Mas trata-se de observar que a metafísica “música própria” não é a única forma legítima de expressão musical potencialmente revolucionária. É também revolucionário resistir à apropriação da música, que é produto social, pela indústria cultural e artistas. Se as letras não servem aos nossos ideais, sentimentos e momentos, troquê-mo-las. Se o arranjo e a velocidade não são do nosso gosto, troquê-mo-los. Expropriar não é somente pegarmos de volta do jeito pasteurizado com que a indústria nos vende a nossa música, mas a reformularmos, constantemente se for o caso, adaptando-a a nossos propósitos e desejos. Se o riff ou a melodia não nos agrada, geremos uma música “nova”. Mas não temos porque rejeitarmos melodias que nos inspiram, que nos agradam, só porque nos dizem que ela possui dono. Não serei Shakespeare por recitar um poema que dizem ser seu, nem Michael Jackson por tocar um música que dizem ser sua.
Expropriar músicas não somente é legítimo, é necessário.

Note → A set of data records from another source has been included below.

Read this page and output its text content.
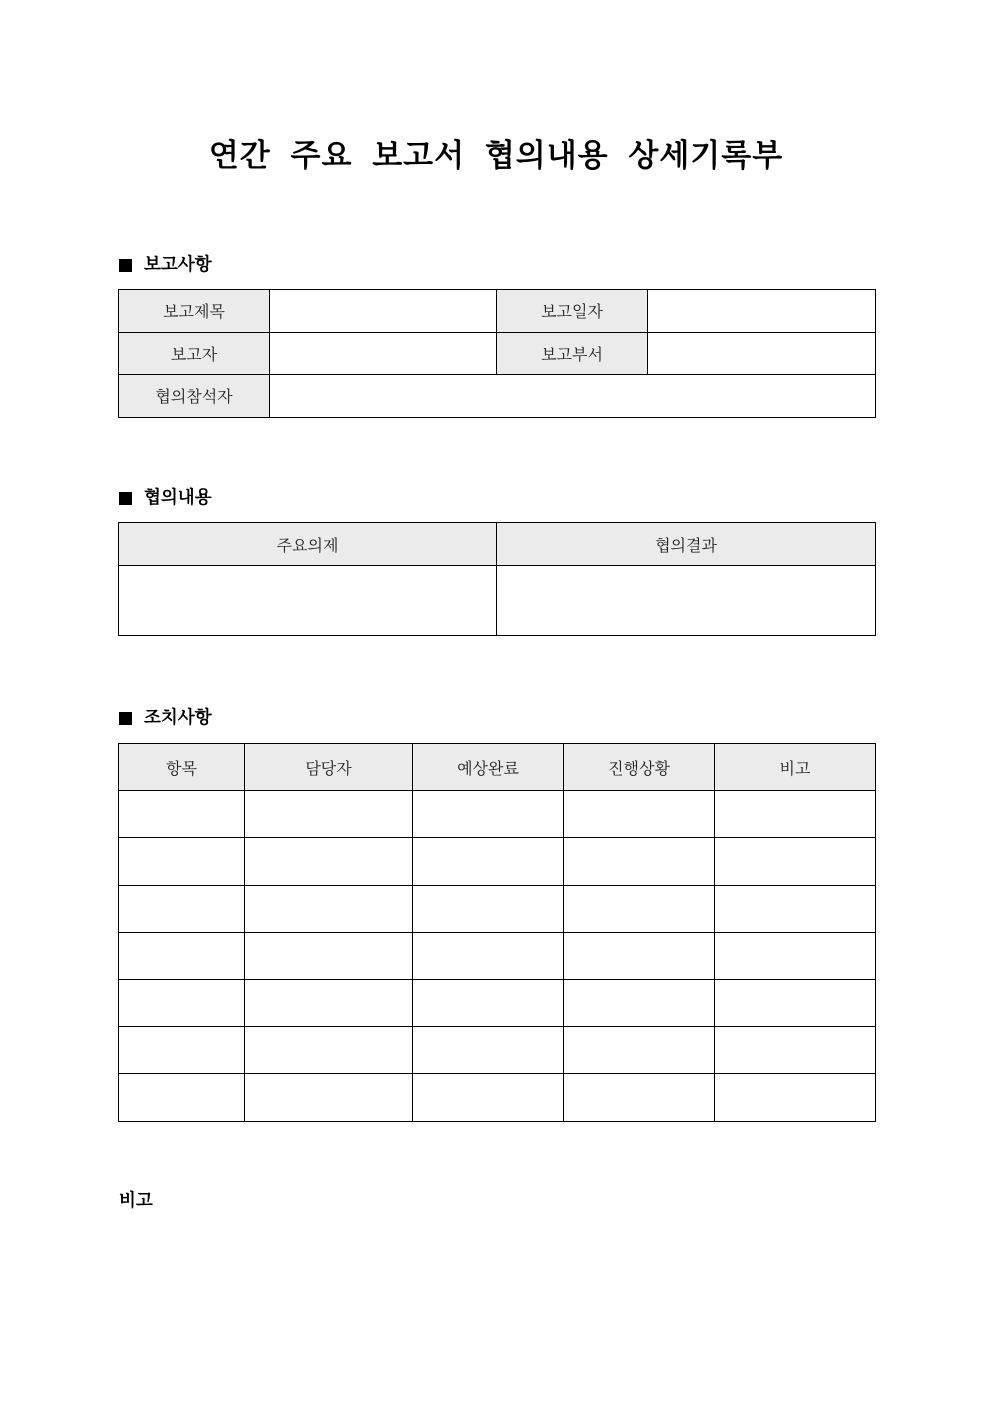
연간 주요 보고서 협의내용 상세기록부
보고사항
보고제목		보고일자	
보고자		보고부서	
협의참석자			
협의내용
주요의제	협의결과

조치사항
항목	담당자	예상완료	진행상황	비고

비고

Preencher de conteúdo o máximo revolucionário (não somente no sentido lírico) todas as músicas possíveis deve ser pensado. Ou você acha que “Ay Carmela” foi escrita pelos revolucionários espanhóis de 1936? Ou você acha que aquela letra que você conhece foi a única que foi casada com aquela música? Este é um bom exemplo de reformulação e do potencial revolucionário que isto tem.
Pois então que o “Should i Stay or Should i go” seja trocado por “Devo aceitar ou me revoltar”. Ou vamos deixar a Levis e a Sony em paz?